I was a prize idiot on the way home. I decided, after the incident with the jeans, that I could afford a cab to the airport rather than the A train. (The cab nearly didn’t make it. It stalled regularly in the slow traffic, and my eyes were smarting from the smell of roasting clutch by the time we reached JFK almost an hour later.) I forgot which airline was supposed to fly me to Seattle at 4:30. This meant I had to negotiate the warren of TSA checkpoints going from terminal to terminal. At one point the arrows directed me down a series of deserted hallways, across a parking lot, up a sketchy back stairway, and into a wall. I retraced my steps and found another route. This one brought me sidelong into an empty maze of cordons for the security queue. Happily, I could see the Delta self-check-in area just on the other side. But a fellow in a uniform told me firmly that I could not simply duck under one of his black seatbelty barriers.
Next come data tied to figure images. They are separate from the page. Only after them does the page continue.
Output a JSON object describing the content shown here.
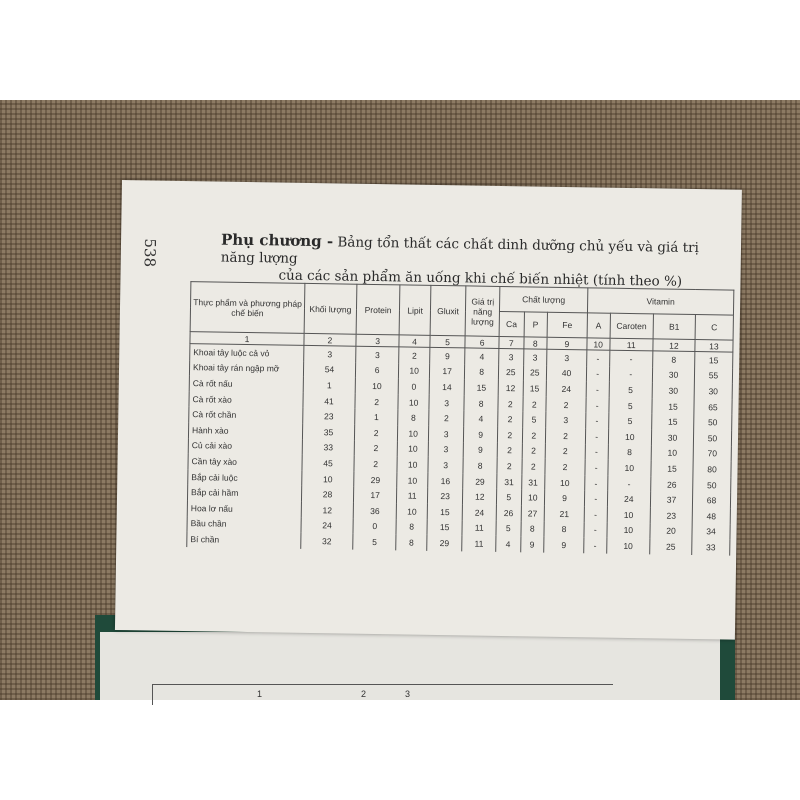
{
  "page_number": "538",
  "title": {
    "lead": "Phụ chương -",
    "line1": "Bảng tổn thất các chất dinh dưỡng chủ yếu và giá trị năng lượng",
    "line2": "của các sản phẩm ăn uống khi chế biến nhiệt (tính theo %)"
  },
  "table": {
    "headers": {
      "food": "Thực phẩm và phương pháp chế biến",
      "mass": "Khối lượng",
      "protein": "Protein",
      "lipit": "Lipit",
      "gluxit": "Gluxit",
      "energy": "Giá trị năng lượng",
      "minerals": "Chất lượng",
      "ca": "Ca",
      "p": "P",
      "fe": "Fe",
      "vitamin": "Vitamin",
      "a": "A",
      "caroten": "Caroten",
      "b1": "B1",
      "c": "C"
    },
    "column_numbers": [
      "1",
      "2",
      "3",
      "4",
      "5",
      "6",
      "7",
      "8",
      "9",
      "10",
      "11",
      "12",
      "13"
    ],
    "rows": [
      [
        "Khoai tây luộc cả vỏ",
        "3",
        "3",
        "2",
        "9",
        "4",
        "3",
        "3",
        "3",
        "-",
        "-",
        "8",
        "15"
      ],
      [
        "Khoai tây rán ngập mỡ",
        "54",
        "6",
        "10",
        "17",
        "8",
        "25",
        "25",
        "40",
        "-",
        "-",
        "30",
        "55"
      ],
      [
        "Cà rốt nấu",
        "1",
        "10",
        "0",
        "14",
        "15",
        "12",
        "15",
        "24",
        "-",
        "5",
        "30",
        "30"
      ],
      [
        "Cà rốt xào",
        "41",
        "2",
        "10",
        "3",
        "8",
        "2",
        "2",
        "2",
        "-",
        "5",
        "15",
        "65"
      ],
      [
        "Cà rốt chần",
        "23",
        "1",
        "8",
        "2",
        "4",
        "2",
        "5",
        "3",
        "-",
        "5",
        "15",
        "50"
      ],
      [
        "Hành xào",
        "35",
        "2",
        "10",
        "3",
        "9",
        "2",
        "2",
        "2",
        "-",
        "10",
        "30",
        "50"
      ],
      [
        "Củ cải xào",
        "33",
        "2",
        "10",
        "3",
        "9",
        "2",
        "2",
        "2",
        "-",
        "8",
        "10",
        "70"
      ],
      [
        "Cần tây xào",
        "45",
        "2",
        "10",
        "3",
        "8",
        "2",
        "2",
        "2",
        "-",
        "10",
        "15",
        "80"
      ],
      [
        "Bắp cải luộc",
        "10",
        "29",
        "10",
        "16",
        "29",
        "31",
        "31",
        "10",
        "-",
        "-",
        "26",
        "50"
      ],
      [
        "Bắp cải hầm",
        "28",
        "17",
        "11",
        "23",
        "12",
        "5",
        "10",
        "9",
        "-",
        "24",
        "37",
        "68"
      ],
      [
        "Hoa lơ nấu",
        "12",
        "36",
        "10",
        "15",
        "24",
        "26",
        "27",
        "21",
        "-",
        "10",
        "23",
        "48"
      ],
      [
        "Bầu chần",
        "24",
        "0",
        "8",
        "15",
        "11",
        "5",
        "8",
        "8",
        "-",
        "10",
        "20",
        "34"
      ],
      [
        "Bí chần",
        "32",
        "5",
        "8",
        "29",
        "11",
        "4",
        "9",
        "9",
        "-",
        "10",
        "25",
        "33"
      ]
    ]
  },
  "lower_page": {
    "column_numbers": [
      "1",
      "2",
      "3"
    ]
  }
}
I’d have to go around. Later I spent half an hour waiting in line for a cold and greasy slab of pizza (you won’t believe me, but this really was the least of available evils), and then found I didn’t actually have a seat on the plane. Only due to the lateness of a connecting flight did I eventually manage to board. (Sorry, would-have-been Norfolk-JFK-Seattle travellers. I appreciate your sacrifice, even though no one asked you.) And then, you know, six hours crammed in with the sweaties and wealth philosophers nine inches from the toilets. By the time I got off in Seattle I was so dazed that I wandered straight into the men’s bathroom. Didn’t even realize my mistake until there was a dude of the masculine persuasion using the sink next to mine and giving me a disapproving look. Scared a fellow on his way in, too. Oh well.

There was knitting accomplished on this trip. I’ll show you soon. Oh, and Theft, by Peter Carey? Great book. I pretty much snorted it like 288 pages of literary drugs. I inhaled it so fast I had to buy Ian McEwan’s Atonement in the airport on the way home, movie poster jacket and all.